In this next chapter, it’s 8 years later, and the mutant(a girl named Ruby) has become a productive member of society.  When Billy, the survivor from the first movie, refuses to go into the desert with his BMX team, Ruby steps up and says that she can run the show with little problems.  Everybody gets on a bus(including 8-year-older and 8-year-wiser Beast!) and heads into the desert, where a random shortcut finds them(wait for it…………………………………………..) stranded in the desert.  Ruby thinks she sees her brother(thought to be dead), and suddenly people start disappearing one-by-one.

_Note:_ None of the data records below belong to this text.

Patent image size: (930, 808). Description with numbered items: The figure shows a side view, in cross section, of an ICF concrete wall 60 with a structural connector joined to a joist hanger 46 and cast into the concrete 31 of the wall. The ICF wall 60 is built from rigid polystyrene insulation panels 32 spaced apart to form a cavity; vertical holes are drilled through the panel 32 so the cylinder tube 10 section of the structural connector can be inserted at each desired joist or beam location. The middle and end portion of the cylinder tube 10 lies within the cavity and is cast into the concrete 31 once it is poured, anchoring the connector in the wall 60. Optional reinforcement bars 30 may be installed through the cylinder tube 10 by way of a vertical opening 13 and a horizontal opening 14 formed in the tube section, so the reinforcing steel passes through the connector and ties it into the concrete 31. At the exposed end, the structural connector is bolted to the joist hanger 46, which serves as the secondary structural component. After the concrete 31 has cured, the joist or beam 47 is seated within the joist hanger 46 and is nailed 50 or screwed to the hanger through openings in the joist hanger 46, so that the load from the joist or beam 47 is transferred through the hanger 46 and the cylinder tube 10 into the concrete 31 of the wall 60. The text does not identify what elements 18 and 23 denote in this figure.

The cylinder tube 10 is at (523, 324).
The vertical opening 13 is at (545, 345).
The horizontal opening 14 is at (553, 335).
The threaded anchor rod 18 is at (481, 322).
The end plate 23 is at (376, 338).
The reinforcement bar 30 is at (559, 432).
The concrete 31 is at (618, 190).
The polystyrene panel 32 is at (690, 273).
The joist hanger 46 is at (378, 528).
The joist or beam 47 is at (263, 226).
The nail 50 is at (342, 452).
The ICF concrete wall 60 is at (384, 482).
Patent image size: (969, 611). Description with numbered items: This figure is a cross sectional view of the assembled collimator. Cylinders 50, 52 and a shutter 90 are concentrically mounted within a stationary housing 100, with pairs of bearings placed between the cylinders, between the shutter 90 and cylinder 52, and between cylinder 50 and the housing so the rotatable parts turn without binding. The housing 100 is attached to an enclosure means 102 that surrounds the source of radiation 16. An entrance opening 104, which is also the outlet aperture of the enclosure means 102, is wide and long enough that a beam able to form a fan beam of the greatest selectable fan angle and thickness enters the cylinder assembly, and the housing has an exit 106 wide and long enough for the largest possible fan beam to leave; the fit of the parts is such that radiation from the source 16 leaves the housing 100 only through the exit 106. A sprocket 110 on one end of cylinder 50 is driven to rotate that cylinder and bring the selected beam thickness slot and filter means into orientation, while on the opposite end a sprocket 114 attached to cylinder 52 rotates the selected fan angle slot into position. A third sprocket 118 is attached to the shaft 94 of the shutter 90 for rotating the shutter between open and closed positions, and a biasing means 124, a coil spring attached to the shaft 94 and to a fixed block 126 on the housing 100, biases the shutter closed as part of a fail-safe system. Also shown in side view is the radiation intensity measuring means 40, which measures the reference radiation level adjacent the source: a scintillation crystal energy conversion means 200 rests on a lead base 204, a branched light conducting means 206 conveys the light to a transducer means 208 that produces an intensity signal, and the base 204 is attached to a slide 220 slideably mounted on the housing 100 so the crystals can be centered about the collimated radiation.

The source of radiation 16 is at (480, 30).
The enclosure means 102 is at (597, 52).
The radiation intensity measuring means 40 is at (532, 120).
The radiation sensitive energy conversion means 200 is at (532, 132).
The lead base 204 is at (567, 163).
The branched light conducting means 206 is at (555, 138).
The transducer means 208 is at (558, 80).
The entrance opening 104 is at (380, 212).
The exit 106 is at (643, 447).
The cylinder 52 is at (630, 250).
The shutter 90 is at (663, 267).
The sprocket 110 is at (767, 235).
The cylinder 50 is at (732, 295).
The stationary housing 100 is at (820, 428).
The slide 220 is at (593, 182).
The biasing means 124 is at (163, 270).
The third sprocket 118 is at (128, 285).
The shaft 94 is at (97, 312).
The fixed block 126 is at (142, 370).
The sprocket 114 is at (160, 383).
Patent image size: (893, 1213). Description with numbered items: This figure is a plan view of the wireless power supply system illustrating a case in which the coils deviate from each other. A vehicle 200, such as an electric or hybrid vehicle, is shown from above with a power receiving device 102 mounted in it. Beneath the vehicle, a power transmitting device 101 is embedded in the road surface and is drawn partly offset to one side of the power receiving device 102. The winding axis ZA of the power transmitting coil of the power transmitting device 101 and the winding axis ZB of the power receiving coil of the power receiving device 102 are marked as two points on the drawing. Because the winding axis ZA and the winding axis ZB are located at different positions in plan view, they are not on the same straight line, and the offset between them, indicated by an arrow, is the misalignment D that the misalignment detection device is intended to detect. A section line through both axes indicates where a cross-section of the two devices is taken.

Scary-looking or Funny-looking?

There’s nothing really shocking from this point on.  All of the deaths are pretty straight-forward stabbin’s, smashin’s, or breakin’s for the most part, and there isn’t a whole heck of a lot of gore, either.  Ruby’s brother, Pluto, is working for Uncle Jupe’s(the bad guy from the first movie) older, more retarded brother, Reaper, and is apparently doing alright for himself.  When he tries to put Ruby in her place, she is saved by Pluto’s worst nightmare-Beast.  He nearly killed Pluto in the first movie, and after Beast has a little flashback, he’s ready to finish the job(like a good boy!).  He chases Pluto around for a bit, and then pushes him off a cliff!  How badass is that?  On a scale of “Good” to “Great”, that’s somewhere around “F*** Yeah!”  Meanwhile, a blind girl and the only surviving dude take on Reaper, who is apparently immune to explosions, but not to falling down mine shafts.  The hills can finally rest their eyes for a little while, I suppose.

I don’t think this movie was that bad, when you get down to it, but I by no means think it was that good, either.  It was just…there.  I couldn’t really be scared of Pluto running around and talking like a child(if anything, I was just happy for that guy finding an acting job with his…..condition), and I couldn’t be scared of Reaper because he reminded me of Harry from “Harry and the Hendersons”(awesome show reference, Bob).  I thought that Ruby switching sides for the sequel was a genius move; other than that and the return of Beast, everything else didn’t matter.  Only watch this if you are a die-hard horror fan and need to see everything ever made.  Otherwise, you will be disappointed.

Thanks again to Vince for the suggestion!  I don’t know if this was the right movie, and I don’t know if you wanted me to watch the original or the remake, but whatever.  It’s done, and I can always do a “Movie Remake Remix” later with the new ones.  Until next time, you all watch bad movies….and I’ll watch bad movies…..and we’ll see who goes crazy first.

If anyone was wondering who the weird-looking guy from The Hills Have Eyes is, his name is Michael Berryman-horror movie badass.